With practiced hands, they prepare meal after meal in their fully stocked West Berlin kitchen, all the while sharing engaging stories about their past. Some are endearing memories of dance clubs and heartthrobs, some very difficult recollections of their time spent in Nazi concentration camps. Their sincerity and outpouring of warmth are magnetic, and it is almost impossible not to fall in love with them by the end of the film.
Oma & Bella is Karolinski’s first feature. After completing a bachelor’s degree in art history in London, she returned to Berlin to work as an editorial assistant for Vice Germany and subsequently produced cultural reports for the arts television channel Arte. “They really kind of threw me into cold water,” she explains. “On my first day, my boss just told me I’d be interviewing [artist] Jeff Wall.”
Before long, she decided she wanted to make her own projects instead of just reporting on the creative work of others, bringing her to New York and the social documentary master’s program at the School of Visual Arts. Oma & Bella began as her thesis project for the program and has garnered much praise and recognition, both at home and abroad, and was recently picked up stateside by Oscilloscope.
Karolinski had hoped the two octogenarians on screen, who can no longer travel, would be able to see the film in a cinema and was very happy when Oma & Bella had its world premiere at the Berlin Film Festival. Needless to say, the ladies were thrilled to see themselves as the stars of the show and are apparently local celebrities in their neighborhood these days.
Currently, Karolinski is working on a number of projects here in the U.S., where she plans to stay for the time being. Not forgetting her Arte roots, she is now working on a documentary short about Billy Name, an artist and one-time core collaborator at Andy Warhol’s Factory. She is also involved in friend and filmmaker John Walter’s current project about the Philip Glass opera Einstein on the Beach.
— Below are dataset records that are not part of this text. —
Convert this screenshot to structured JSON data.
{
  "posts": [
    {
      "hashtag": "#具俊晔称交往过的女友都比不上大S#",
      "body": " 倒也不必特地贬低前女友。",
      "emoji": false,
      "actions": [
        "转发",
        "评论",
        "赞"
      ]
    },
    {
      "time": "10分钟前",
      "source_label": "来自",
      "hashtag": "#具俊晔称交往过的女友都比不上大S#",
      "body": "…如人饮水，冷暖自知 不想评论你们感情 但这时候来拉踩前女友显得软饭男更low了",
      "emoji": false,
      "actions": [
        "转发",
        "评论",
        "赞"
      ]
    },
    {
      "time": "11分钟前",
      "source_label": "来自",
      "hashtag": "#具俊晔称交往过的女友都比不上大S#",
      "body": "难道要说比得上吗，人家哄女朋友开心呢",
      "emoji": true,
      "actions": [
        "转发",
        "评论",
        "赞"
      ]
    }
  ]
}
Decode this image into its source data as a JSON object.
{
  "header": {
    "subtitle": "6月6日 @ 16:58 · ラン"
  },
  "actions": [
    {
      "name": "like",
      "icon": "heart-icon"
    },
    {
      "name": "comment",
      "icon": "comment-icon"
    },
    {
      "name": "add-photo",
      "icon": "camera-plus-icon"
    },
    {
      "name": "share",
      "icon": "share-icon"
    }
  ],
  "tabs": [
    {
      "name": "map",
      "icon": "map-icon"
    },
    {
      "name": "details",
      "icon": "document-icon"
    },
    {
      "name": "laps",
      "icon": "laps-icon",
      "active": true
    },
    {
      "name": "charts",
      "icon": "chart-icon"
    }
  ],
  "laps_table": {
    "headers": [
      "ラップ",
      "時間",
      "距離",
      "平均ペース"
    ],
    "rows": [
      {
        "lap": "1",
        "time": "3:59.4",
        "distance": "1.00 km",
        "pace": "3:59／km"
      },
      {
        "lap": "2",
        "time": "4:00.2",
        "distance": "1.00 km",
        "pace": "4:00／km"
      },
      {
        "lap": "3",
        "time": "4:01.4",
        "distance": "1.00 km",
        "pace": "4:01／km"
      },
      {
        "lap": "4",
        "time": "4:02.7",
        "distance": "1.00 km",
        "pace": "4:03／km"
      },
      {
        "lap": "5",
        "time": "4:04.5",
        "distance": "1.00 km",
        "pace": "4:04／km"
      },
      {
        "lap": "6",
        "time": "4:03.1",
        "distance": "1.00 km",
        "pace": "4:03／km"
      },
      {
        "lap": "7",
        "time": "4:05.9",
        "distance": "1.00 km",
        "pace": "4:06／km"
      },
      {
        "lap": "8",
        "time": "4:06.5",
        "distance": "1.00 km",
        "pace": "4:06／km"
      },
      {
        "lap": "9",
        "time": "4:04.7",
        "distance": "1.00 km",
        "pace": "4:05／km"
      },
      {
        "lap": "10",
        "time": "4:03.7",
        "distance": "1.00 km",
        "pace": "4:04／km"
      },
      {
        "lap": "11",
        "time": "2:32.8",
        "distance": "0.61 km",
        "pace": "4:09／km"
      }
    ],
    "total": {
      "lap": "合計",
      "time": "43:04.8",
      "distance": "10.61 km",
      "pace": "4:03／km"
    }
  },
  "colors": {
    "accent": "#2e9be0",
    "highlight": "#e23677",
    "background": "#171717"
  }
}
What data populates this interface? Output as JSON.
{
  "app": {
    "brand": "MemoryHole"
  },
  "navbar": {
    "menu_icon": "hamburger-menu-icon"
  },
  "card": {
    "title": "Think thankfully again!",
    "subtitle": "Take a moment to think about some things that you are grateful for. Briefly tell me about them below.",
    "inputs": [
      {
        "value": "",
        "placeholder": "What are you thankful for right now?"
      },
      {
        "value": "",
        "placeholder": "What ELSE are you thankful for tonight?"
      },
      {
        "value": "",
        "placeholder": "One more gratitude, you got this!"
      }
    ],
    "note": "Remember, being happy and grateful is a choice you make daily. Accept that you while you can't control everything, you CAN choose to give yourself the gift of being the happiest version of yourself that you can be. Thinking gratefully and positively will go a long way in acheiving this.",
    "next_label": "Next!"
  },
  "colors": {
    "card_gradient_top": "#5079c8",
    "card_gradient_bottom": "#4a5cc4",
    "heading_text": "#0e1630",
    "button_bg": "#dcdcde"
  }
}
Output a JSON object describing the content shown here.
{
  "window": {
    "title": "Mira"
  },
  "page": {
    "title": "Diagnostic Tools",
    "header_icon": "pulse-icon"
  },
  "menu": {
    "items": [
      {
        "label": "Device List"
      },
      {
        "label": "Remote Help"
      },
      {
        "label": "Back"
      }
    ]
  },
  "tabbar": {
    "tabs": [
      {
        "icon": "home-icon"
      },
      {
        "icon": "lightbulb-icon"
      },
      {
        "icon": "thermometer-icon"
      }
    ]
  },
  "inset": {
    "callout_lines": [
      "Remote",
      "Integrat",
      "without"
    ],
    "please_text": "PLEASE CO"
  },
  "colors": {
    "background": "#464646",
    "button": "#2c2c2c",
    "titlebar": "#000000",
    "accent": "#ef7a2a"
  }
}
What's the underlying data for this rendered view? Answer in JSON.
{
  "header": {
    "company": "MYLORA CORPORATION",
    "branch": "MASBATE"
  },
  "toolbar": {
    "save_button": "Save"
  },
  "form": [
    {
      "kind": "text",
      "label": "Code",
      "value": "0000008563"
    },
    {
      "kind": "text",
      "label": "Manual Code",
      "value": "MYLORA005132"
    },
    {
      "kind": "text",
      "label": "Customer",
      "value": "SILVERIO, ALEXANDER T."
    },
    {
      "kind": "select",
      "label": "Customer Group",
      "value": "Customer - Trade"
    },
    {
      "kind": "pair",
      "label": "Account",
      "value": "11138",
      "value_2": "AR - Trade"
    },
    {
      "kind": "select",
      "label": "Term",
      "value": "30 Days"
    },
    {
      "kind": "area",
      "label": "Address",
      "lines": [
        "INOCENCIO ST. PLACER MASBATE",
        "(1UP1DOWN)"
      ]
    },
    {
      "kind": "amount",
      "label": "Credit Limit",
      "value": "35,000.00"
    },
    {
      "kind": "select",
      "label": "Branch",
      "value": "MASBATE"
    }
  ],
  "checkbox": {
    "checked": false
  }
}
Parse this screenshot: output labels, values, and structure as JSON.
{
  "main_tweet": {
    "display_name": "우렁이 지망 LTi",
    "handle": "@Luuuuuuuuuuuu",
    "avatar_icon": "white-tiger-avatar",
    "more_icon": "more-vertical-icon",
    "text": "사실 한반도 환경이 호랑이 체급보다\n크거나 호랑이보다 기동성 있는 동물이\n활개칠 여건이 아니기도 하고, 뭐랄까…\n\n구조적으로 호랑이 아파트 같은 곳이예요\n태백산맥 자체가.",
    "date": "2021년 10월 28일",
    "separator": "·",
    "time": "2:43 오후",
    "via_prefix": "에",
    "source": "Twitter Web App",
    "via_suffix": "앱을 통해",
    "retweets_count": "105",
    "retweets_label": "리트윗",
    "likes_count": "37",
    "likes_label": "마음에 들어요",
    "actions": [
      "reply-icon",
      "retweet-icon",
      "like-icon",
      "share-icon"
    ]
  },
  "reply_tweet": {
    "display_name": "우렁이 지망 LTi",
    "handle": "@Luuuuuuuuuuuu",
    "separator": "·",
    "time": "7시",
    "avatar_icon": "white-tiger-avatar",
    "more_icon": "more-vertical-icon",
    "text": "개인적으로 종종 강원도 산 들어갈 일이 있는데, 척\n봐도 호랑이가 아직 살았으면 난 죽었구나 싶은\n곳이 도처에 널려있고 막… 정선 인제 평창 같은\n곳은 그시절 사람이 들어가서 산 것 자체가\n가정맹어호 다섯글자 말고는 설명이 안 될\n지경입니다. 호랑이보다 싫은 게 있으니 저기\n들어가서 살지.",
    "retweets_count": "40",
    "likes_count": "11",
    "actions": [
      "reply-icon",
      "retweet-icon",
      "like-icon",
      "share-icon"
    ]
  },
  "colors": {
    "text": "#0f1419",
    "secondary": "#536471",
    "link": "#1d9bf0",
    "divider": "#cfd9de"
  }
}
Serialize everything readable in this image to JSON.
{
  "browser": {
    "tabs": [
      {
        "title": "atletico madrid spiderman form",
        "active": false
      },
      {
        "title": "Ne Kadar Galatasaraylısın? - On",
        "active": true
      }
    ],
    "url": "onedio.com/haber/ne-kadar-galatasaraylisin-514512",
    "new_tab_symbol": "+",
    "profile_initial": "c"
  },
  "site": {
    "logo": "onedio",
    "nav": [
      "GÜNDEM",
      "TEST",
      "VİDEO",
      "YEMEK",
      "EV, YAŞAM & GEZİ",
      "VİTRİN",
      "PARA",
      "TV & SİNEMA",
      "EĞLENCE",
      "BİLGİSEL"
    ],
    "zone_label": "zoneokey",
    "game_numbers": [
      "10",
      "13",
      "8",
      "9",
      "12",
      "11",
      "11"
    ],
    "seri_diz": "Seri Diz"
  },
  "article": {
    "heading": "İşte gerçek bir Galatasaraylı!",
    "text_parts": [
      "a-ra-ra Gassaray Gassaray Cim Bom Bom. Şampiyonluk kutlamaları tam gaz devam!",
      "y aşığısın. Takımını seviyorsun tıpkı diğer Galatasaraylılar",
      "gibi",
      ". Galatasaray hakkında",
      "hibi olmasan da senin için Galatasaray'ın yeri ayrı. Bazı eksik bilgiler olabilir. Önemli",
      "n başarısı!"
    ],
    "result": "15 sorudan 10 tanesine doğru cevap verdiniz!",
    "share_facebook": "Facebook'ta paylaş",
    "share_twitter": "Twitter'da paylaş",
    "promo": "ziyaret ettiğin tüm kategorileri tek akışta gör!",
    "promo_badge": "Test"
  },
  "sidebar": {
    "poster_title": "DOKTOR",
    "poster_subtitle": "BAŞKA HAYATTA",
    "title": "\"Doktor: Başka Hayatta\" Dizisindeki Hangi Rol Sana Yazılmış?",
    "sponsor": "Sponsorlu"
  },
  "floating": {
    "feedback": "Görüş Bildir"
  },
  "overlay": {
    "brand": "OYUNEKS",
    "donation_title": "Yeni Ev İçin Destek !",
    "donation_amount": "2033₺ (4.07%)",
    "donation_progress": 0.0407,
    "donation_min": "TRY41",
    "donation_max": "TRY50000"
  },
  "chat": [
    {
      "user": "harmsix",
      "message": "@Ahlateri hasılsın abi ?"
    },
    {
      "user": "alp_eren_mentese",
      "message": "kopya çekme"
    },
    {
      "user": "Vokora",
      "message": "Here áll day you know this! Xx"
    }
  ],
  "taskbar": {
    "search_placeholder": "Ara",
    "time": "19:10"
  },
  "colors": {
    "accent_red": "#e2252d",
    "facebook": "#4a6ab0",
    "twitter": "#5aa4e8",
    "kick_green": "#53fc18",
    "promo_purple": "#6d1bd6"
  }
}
In the future, Karolinski hopes to try out a number of different styles of storytelling. Not wanting to limit herself to traditional documentary, she’d like to explore hybrid approaches. She doesn’t completely support genre delineation, however. “To say something is a documentary or a narrative or a hybrid — what does that even mean? Fifty years ago, there were filmmakers making fascinating projects we’d call hybrids today. I just want to tell a good story.”